In the 2015 federal election campaign, the Conservative Party proposed barring Muslim women from wearing the niqab while taking the citizienship oath and announced plans for a "barbaric cultural practices" tipline so Canadians could report some crimes.
The vast majority of Conservative MPs also opposed M-103, a 2017 motion introduced by Ontario Liberal MP Iqra Khalid, which called on the Commons to denounce Islamophobia in the aftermath of the Quebec massacre that killed six.
The motion also demanded the federal government develop a "a whole-of-government approach" to reduce discrimination faced by religious minorities.
All but two of the Tory MPs voted against the motion, citing a fear that it would unfairly limit freedom of speech and expression or shield Islam from criticism. Some Conservatives opposed to the motion said it would single out Islam for special treatment in Canadian law.

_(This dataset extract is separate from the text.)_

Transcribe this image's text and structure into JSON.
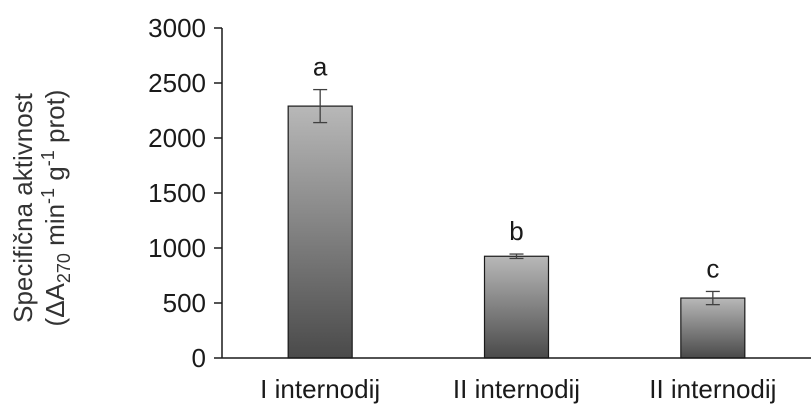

Other, more fringe elements suggested the motion would lead to the introduction of Shariahlaw in Canada.
Speaking later at a press conference today, Trudeau said politicians must "push back against fear and anxiety that directs itself at minorities." He said that some MPs are more intent on dividing Canadians than uniting them.
But Trudeau has done little to address concerns about Quebec's Bill 21, legislation that bans public servants from wearing religious symbols such as crosses, hijabs, turbans and yarmulkes while on the job.
Critics maintain that the legislation unfairly targets minorities by making them choose between a job and their identity. The prime minister said he doesn't think the bill is discriminatory. Asked if he thought the bill fosters hatred and discrimination, Trudeau said "no."
"I think it is extremely important to recognize that provinces have the right to put forward bills that align with their priorities," he said.
Conservative Leader Erin O'Toole said his thoughts were with the nine-year-old boy who survived the hit-and-run that left other members of his family dead.
"We have to strive to learn and be better. The Canada of his future needs to be better than the Canada of Sunday evening," O'Toole said.
O'Toole said the pandemic has led to a "dramatic increase in hate crime and other signs of intolerance" and the country must address this intolerance.
"It's important we measure the distance between the Canada we have and the Canada we want. But it's more important to not just recognize the distance between those Canadas but to conquer the distance," he said.